One can multiply examples indefinitely—the family used to be known as a superhero group, and one son still runs around knifing criminals, but it’s unclear what the general population thinks of superheroes or if they’re supposed to be well-known. One member of the family wrote a book about her experience, which apparently flopped, but again it’s difficult to see how a memoir from the inside of a famous group could fail as badly as this book apparently did. The upshot is that the family dynamic falls apart because it’s difficult to understand who these characters are.
I’d argue that the character work fails as well because of a general sloppiness in the writing and execution. Dialogue is uninspired and tends to follow the needs of a scene rather than follow in emotionally coherent sequence. When the time-lost Number Five turns up with his message of the apocalypse, nobody is too surprised that a brother missing for 15 years happens to appear at the exact time and place the surviving members of the family have gathered to mourn for their father. One of the kids died in the past; nobody talks about him when the family gathers, which is strange. A key plot twist late in the series, about one character’s medication, feels like something all the characters should have suspected at some point in the last two decades of their lives. And the revelation of a betrayal in childhood says some unintended things about one of the characters; it’s one thing for a child to have done what they did, another to not talk about it for more than two decades after.
Perhaps as a result, the best moments tend to come from a duo of time-hopping assassins, Hazel and Cha-Cha, played respectively by Cameron Britton and Mary J. Blige. They’re an example of the show’s weirdness done right: employed by a mysterious cross-time agency, their camaraderie and their grousing about their jobs is perfectly relatable. When the show works, it gets at a very distinctive tone. Aidan Gallagher, who plays the Hargreeves child called Number Five, is another high point. He spends a lot of his time almost on his own, and his emotional landscape is more affecting when he’s in the company of a mannequin than when he’s with his family. Also worth noting is the work of Robert Sheehan as Klaus Hargreeves, who can see ghosts and is extravagantly bohemian; he wrings some fine moments out of bland dialogue.
This is what’s frustrating about the show: there are some wonderful moments in it. You can see how it could’ve worked. And it’s different enough that it’s not surprising that it appeals to a lot of people.
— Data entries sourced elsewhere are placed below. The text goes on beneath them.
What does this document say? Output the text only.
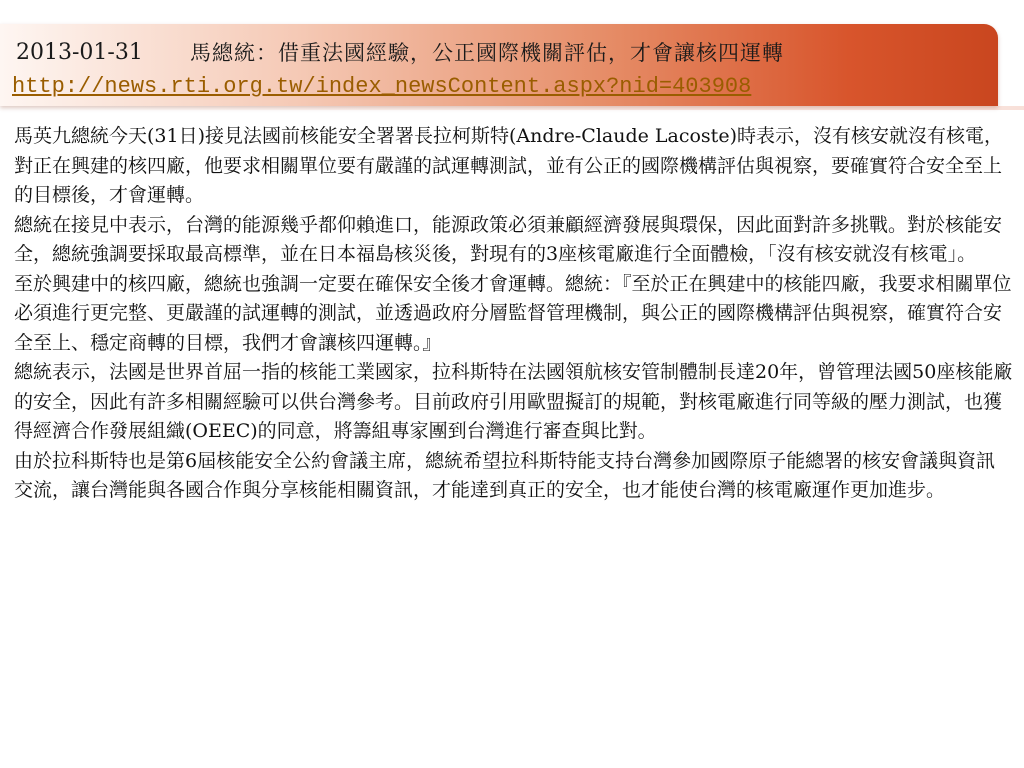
2013-01-31 馬總統：借重法國經驗，公正國際機關評估，才會讓核四運轉
http://news.rti.org.tw/index_newsContent.aspx?nid=403908

馬英九總統今天(31日)接見法國前核能安全署署長拉柯斯特(Andre-Claude Lacoste)時表示，沒有核安就沒有核電，對正在興建的核四廠，他要求相關單位要有嚴謹的試運轉測試，並有公正的國際機構評估與視察，要確實符合安全至上的目標後，才會運轉。

總統在接見中表示，台灣的能源幾乎都仰賴進口，能源政策必須兼顧經濟發展與環保，因此面對許多挑戰。對於核能安全，總統強調要採取最高標準，並在日本福島核災後，對現有的3座核電廠進行全面體檢，「沒有核安就沒有核電」。

至於興建中的核四廠，總統也強調一定要在確保安全後才會運轉。總統：『至於正在興建中的核能四廠，我要求相關單位必須進行更完整、更嚴謹的試運轉的測試，並透過政府分層監督管理機制，與公正的國際機構評估與視察，確實符合安全至上、穩定商轉的目標，我們才會讓核四運轉。』

總統表示，法國是世界首屈一指的核能工業國家，拉科斯特在法國領航核安管制體制長達20年，曾管理法國50座核能廠的安全，因此有許多相關經驗可以供台灣參考。目前政府引用歐盟擬訂的規範，對核電廠進行同等級的壓力測試，也獲得經濟合作發展組織(OEEC)的同意，將籌組專家團到台灣進行審查與比對。

由於拉科斯特也是第6屆核能安全公約會議主席，總統希望拉科斯特能支持台灣參加國際原子能總署的核安會議與資訊交流，讓台灣能與各國合作與分享核能相關資訊，才能達到真正的安全，也才能使台灣的核電廠運作更加進步。
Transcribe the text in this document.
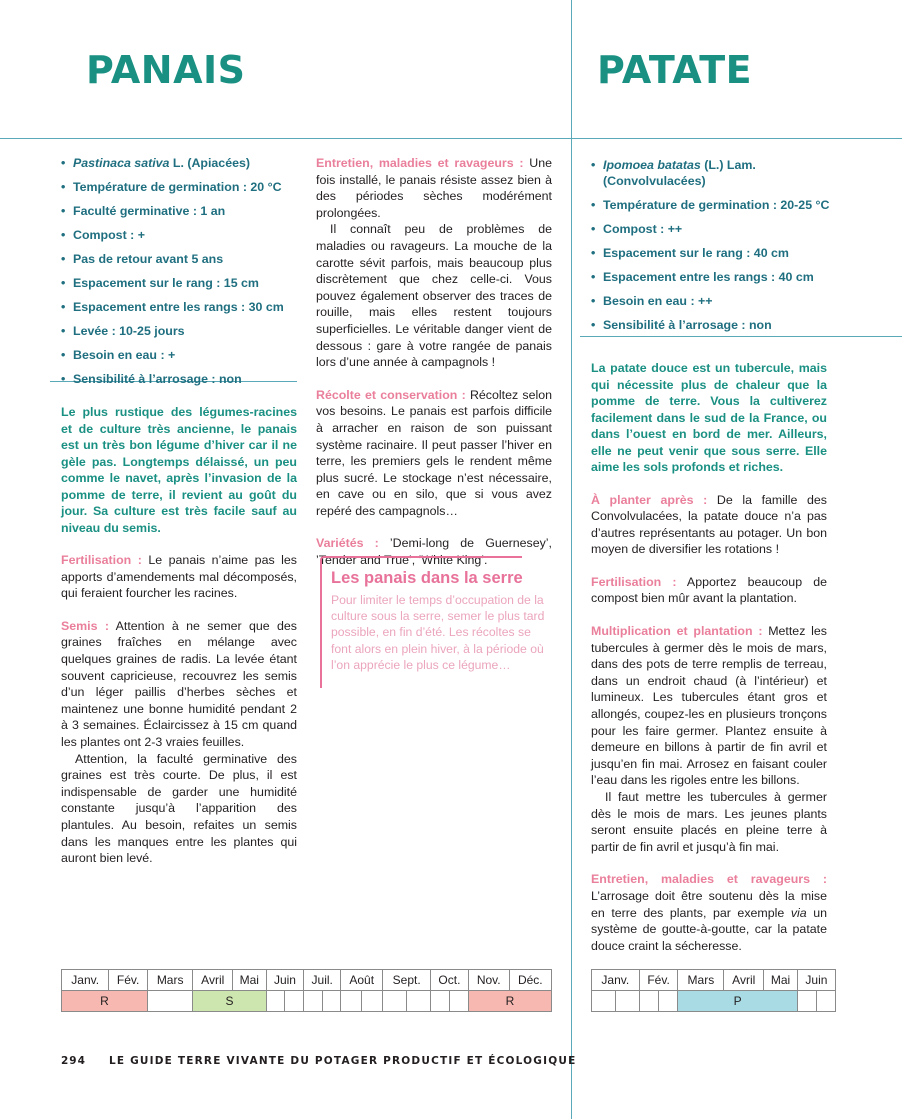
PANAIS	PATATE
• Pastinaca sativa L. (Apiacées)
• Température de germination : 20 °C
• Faculté germinative : 1 an
• Compost : +
• Pas de retour avant 5 ans
• Espacement sur le rang : 15 cm
• Espacement entre les rangs : 30 cm
• Levée : 10-25 jours
• Besoin en eau : +
• Sensibilité à l’arrosage : non

Le plus rustique des légumes-racines et de culture très ancienne, le panais est un très bon légume d’hiver car il ne gèle pas. Longtemps délaissé, un peu comme le navet, après l’invasion de la pomme de terre, il revient au goût du jour. Sa culture est très facile sauf au niveau du semis.

Fertilisation : Le panais n’aime pas les apports d’amendements mal décomposés, qui feraient fourcher les racines.

Semis : Attention à ne semer que des graines fraîches en mélange avec quelques graines de radis. La levée étant souvent capricieuse, recouvrez les semis d’un léger paillis d’herbes sèches et maintenez une bonne humidité pendant 2 à 3 semaines. Éclaircissez à 15 cm quand les plantes ont 2-3 vraies feuilles.

Attention, la faculté germinative des graines est très courte. De plus, il est indispensable de garder une humidité constante jusqu’à l’apparition des plantules. Au besoin, refaites un semis dans les manques entre les plantes qui auront bien levé.

Entretien, maladies et ravageurs : Une fois installé, le panais résiste assez bien à des périodes sèches modérément prolongées.

Il connaît peu de problèmes de maladies ou ravageurs. La mouche de la carotte sévit parfois, mais beaucoup plus discrètement que chez celle-ci. Vous pouvez également observer des traces de rouille, mais elles restent toujours superficielles. Le véritable danger vient de dessous : gare à votre rangée de panais lors d’une année à campagnols !

Récolte et conservation : Récoltez selon vos besoins. Le panais est parfois difficile à arracher en raison de son puissant système racinaire. Il peut passer l’hiver en terre, les premiers gels le rendent même plus sucré. Le stockage n’est nécessaire, en cave ou en silo, que si vous avez repéré des campagnols…

Variétés : ’Demi-long de Guernesey’, ’Tender and True’, ’White King’.

Les panais dans la serre

Pour limiter le temps d’occupation de la culture sous la serre, semer le plus tard possible, en fin d’été. Les récoltes se font alors en plein hiver, à la période où l’on apprécie le plus ce légume…

• Ipomoea batatas (L.) Lam. (Convolvulacées)
• Température de germination : 20-25 °C
• Compost : ++
• Espacement sur le rang : 40 cm
• Espacement entre les rangs : 40 cm
• Besoin en eau : ++
• Sensibilité à l’arrosage : non

La patate douce est un tubercule, mais qui nécessite plus de chaleur que la pomme de terre. Vous la cultiverez facilement dans le sud de la France, ou dans l’ouest en bord de mer. Ailleurs, elle ne peut venir que sous serre. Elle aime les sols profonds et riches.

À planter après : De la famille des Convolvulacées, la patate douce n’a pas d’autres représentants au potager. Un bon moyen de diversifier les rotations !

Fertilisation : Apportez beaucoup de compost bien mûr avant la plantation.

Multiplication et plantation : Mettez les tubercules à germer dès le mois de mars, dans des pots de terre remplis de terreau, dans un endroit chaud (à l’intérieur) et lumineux. Les tubercules étant gros et allongés, coupez-les en plusieurs tronçons pour les faire germer. Plantez ensuite à demeure en billons à partir de fin avril et jusqu’en fin mai. Arrosez en faisant couler l’eau dans les rigoles entre les billons.

Il faut mettre les tubercules à germer dès le mois de mars. Les jeunes plants seront ensuite placés en pleine terre à partir de fin avril et jusqu’à fin mai.

Entretien, maladies et ravageurs : L’arrosage doit être soutenu dès la mise en terre des plants, par exemple via un système de goutte-à-goutte, car la patate douce craint la sécheresse.

Janv.	Fév.	Mars	Avril	Mai	Juin		Juil.		Août		Sept.		Oct.		Nov.	Déc.
R			S												R	
Janv.		Fév.		Mars	Avril	Mai	Juin	
				P				
294 LE GUIDE TERRE VIVANTE DU POTAGER PRODUCTIF ET ÉCOLOGIQUE
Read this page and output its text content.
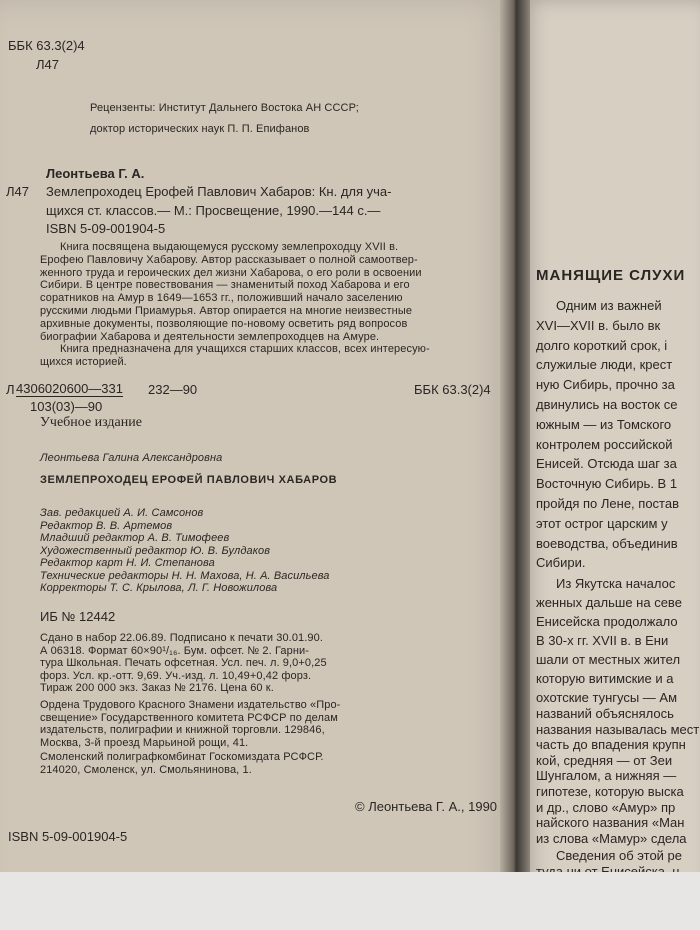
МАНЯЩИЕ СЛУХИ
Одним из важней
XVI—XVII в. было вк
долго короткий срок, і
служилые люди, крест
ную Сибирь, прочно за
двинулись на восток се
южным — из Томского
контролем российской
Енисей. Отсюда шаг за
Восточную Сибирь. В 1
пройдя по Лене, постав
этот острог царским у
воеводства, объединив
Сибири.
Из Якутска началос
женных дальше на севе
Енисейска продолжало
В 30-х гг. XVII в. в Ени
шали от местных жител
которую витимские и а
охотские тунгусы — Ам
названий объяснялось
названия называлась мест
часть до впадения крупн
кой, средняя — от Зеи
Шунгалом, а нижняя —
гипотезе, которую выска
и др., слово «Амур» пр
найского названия «Ман
из слова «Мамур» сдела
Сведения об этой ре
ББК 63.3(2)4
Л47
Рецензенты: Институт Дальнего Востока АН СССР;
доктор исторических наук П. П. Епифанов
Леонтьева Г. А.
Л47 Землепроходец Ерофей Павлович Хабаров: Кн. для уча-
щихся ст. классов.— М.: Просвещение, 1990.—144 с.—
ISBN 5-09-001904-5
Книга посвящена выдающемуся русскому землепроходцу XVII в.
Ерофею Павловичу Хабарову. Автор рассказывает о полной самоотвер-
женного труда и героических дел жизни Хабарова, о его роли в освоении
Сибири. В центре повествования — знаменитый поход Хабарова и его
соратников на Амур в 1649—1653 гг., положивший начало заселению
русскими людьми Приамурья. Автор опирается на многие неизвестные
архивные документы, позволяющие по-новому осветить ряд вопросов
биографии Хабарова и деятельности землепроходцев на Амуре.
Книга предназначена для учащихся старших классов, всех интересую-
щихся историей.
Л 4306020600—331 232—90	ББК 63.3(2)4
103(03)—90
Учебное издание
Леонтьева Галина Александровна
ЗЕМЛЕПРОХОДЕЦ ЕРОФЕЙ ПАВЛОВИЧ ХАБАРОВ
Зав. редакцией А. И. Самсонов
Редактор В. В. Артемов
Младший редактор А. В. Тимофеев
Художественный редактор Ю. В. Булдаков
Редактор карт Н. И. Степанова
Технические редакторы Н. Н. Махова, Н. А. Васильева
Корректоры Т. С. Крылова, Л. Г. Новожилова
ИБ № 12442
Сдано в набор 22.06.89. Подписано к печати 30.01.90.
А 06318. Формат 60×90¹/₁₆. Бум. офсет. № 2. Гарни-
тура Школьная. Печать офсетная. Усл. печ. л. 9,0+0,25
форз. Усл. кр.-отт. 9,69. Уч.-изд. л. 10,49+0,42 форз.
Тираж 200 000 экз. Заказ № 2176. Цена 60 к.
Ордена Трудового Красного Знамени издательство «Про-
свещение» Государственного комитета РСФСР по делам
издательств, полиграфии и книжной торговли. 129846,
Москва, 3-й проезд Марьиной рощи, 41.
Смоленский полиграфкомбинат Госкомиздата РСФСР.
214020, Смоленск, ул. Смольянинова, 1.
© Леонтьева Г. А., 1990
ISBN 5-09-001904-5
But it’s toned down some of the strangeness of the comics—code names are almost entirely dispensed with, for example. (Oddly, one of the plot threads unique to the series is highly reminiscent of a classic story from the Chris Claremont X-Men comics; without wanting to tip off the plot too much, it’s also a little disappointing that the show traffics in the comics trope of a vastly powerful woman going mad and becoming a threat.)
Whether due to coincidence or some quirk of Netflix algorithms, there’s a weird similarity here to The Haunting of Hill House: a group of siblings return to a sprawling mansion where formative and terrible things happened in childhood; one has written a book; another has problems with substance abuse; another has died. This show is a different genre, but it’s also much less assured. Hill House knew how to use horror to do something distinctive. Umbrella Academy hasn’t figured out what to do with superheroes. It has wonderful pieces. I wish there were more of them, making a more coherent whole.